In a recent study on Olympic sport injury rates, Fencing ranked among the safest sports listed. Given the fact that Fencing is a combat sport rooted in duels to the death, it should come as a surprise that such a ferocious sport would be safer than say, Badminton or Table Tennis.
Yet, our equipment is (mostly) refined enough to prevent any serious bodily injury outside of pulled/torn muscles or cramps. Rarely does one see an injury related to impact with the intact blade, and if you’re wearing quality gear, most forceful hits feel negligible in terms of pain.
The more comfortable we get with safety, the more more our attention to safety can slip away. As I’ll detail later on in this post, I’ve been guilty of this myself. Sometimes you’ll see folks bouting only wearing shorts without knickers. Sometimes the underarm protector will be forgotten. I’ve seen an instance where a fencer forgot his glove in his hotel room and thought “I’ll just bout without it” (Cough Adam Frank cough cough).
With fencing safety, it’s important to always be overcautious. We are playing with swords after all. So if your students or teammates are letting safety slip, just remind them of any of these true stories. They might take these tales to heart and reconsider their practices.
Why you should always wear knickers
This story, which I believed to be an urban legend, was confirmed by Dan Kellner in his AMA on Reddit. A member of the 2004 US Olympic Men’s Foil Team was bouting in a pair of shorts during practice. This can’t possibly go wrong, since the torso is the only target area in foil, right? Wrong.
A large action caught this Olympian in the leg, after which the blade broke, went up his leg, and punctured his scrotum. The fencer required surgery to repair a ruptured sac. Love your crown jewels and want to carry on your family tree? Wear knickers.
Why you should always wear a glove
A friend sent me this one and told me this story. To be fair, this blade went through the fencer’s back hand in a freak accident, but it’s certainly a reminder of the importance of a gloved hand. This is an X-Ray photo. The actual picture my friend sent me is too grisly to post. But, you can look at this X-Ray and imagine…

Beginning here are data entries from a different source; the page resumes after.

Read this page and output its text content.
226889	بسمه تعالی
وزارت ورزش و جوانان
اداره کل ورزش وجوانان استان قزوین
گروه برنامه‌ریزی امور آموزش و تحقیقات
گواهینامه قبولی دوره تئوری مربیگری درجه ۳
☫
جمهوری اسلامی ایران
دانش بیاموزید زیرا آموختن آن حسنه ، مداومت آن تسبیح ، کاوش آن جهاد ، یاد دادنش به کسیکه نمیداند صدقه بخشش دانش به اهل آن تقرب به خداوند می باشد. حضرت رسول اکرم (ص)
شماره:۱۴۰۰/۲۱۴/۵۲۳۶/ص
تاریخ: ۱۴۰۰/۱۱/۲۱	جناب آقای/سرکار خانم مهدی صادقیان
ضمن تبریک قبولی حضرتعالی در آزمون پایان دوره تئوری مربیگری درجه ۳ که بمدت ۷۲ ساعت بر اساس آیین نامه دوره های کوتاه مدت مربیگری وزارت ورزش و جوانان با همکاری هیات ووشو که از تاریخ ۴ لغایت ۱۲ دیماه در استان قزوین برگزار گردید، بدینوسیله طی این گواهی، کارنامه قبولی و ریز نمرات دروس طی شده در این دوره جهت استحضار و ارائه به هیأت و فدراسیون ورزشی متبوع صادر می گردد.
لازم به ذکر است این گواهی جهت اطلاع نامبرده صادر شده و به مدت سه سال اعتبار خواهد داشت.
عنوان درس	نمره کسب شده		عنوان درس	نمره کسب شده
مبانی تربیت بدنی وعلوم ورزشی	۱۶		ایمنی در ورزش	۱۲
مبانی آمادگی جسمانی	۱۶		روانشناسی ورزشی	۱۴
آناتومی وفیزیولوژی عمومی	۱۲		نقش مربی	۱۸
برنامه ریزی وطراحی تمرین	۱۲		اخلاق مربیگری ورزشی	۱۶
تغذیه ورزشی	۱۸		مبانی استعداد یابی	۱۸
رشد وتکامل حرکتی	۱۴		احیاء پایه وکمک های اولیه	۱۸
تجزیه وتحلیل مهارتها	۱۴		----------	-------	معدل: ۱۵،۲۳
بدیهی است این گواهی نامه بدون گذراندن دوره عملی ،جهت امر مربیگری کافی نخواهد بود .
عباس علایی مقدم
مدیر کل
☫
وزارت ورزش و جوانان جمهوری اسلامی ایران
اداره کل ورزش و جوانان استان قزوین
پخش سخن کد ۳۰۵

Why you should always wear an underarm protector
When I began fencing, I had a pretty lax attitude about safety, as all younger people have a sense of infallibility. My first weekend at Brandeis was spent in the hospital due to my recklessness in not wearing an underarm protector. One of my teammates and I were practice bouting. He was borrowing an old club weapon rusted to its last legs.
At close distance, we simultaneously fleched at one another. His blade broke, went through my jacket and into my chest, where I began to bleed a lot. Because I was an idiot, I went straight to a dinner date and was hanging out (still bleeding) before I passed out at the table and was transported to the local hospital.
I had ruptured some cartilage around my ribcage and required 12 stitches. A well-deserved lesson learned for disregarding safety. But also, a lesson to never stand up a lady on a date—even if you are bleeding profusely.
Why you should always wear a mask
Mask safety standards were modified significantly after the tragic and untimely death of Vladimir Smirnov. Some people don’t learn from this tragedy however, like this idiot coach giving a lesson without a mask or protective gear on. It’s not a horror story…yet, but if karma plays out, he’ll become a one eyed pirate from giving lessons this way, or some vultures will come and peck his eyes out, just cause.
Why you should wear a cup
If you want to know why you need to wear a cup, then look no further than “The Ultimate Compilation of Painful Nutshots” video. Or this video in which this dolt is wearing shorts and no cup.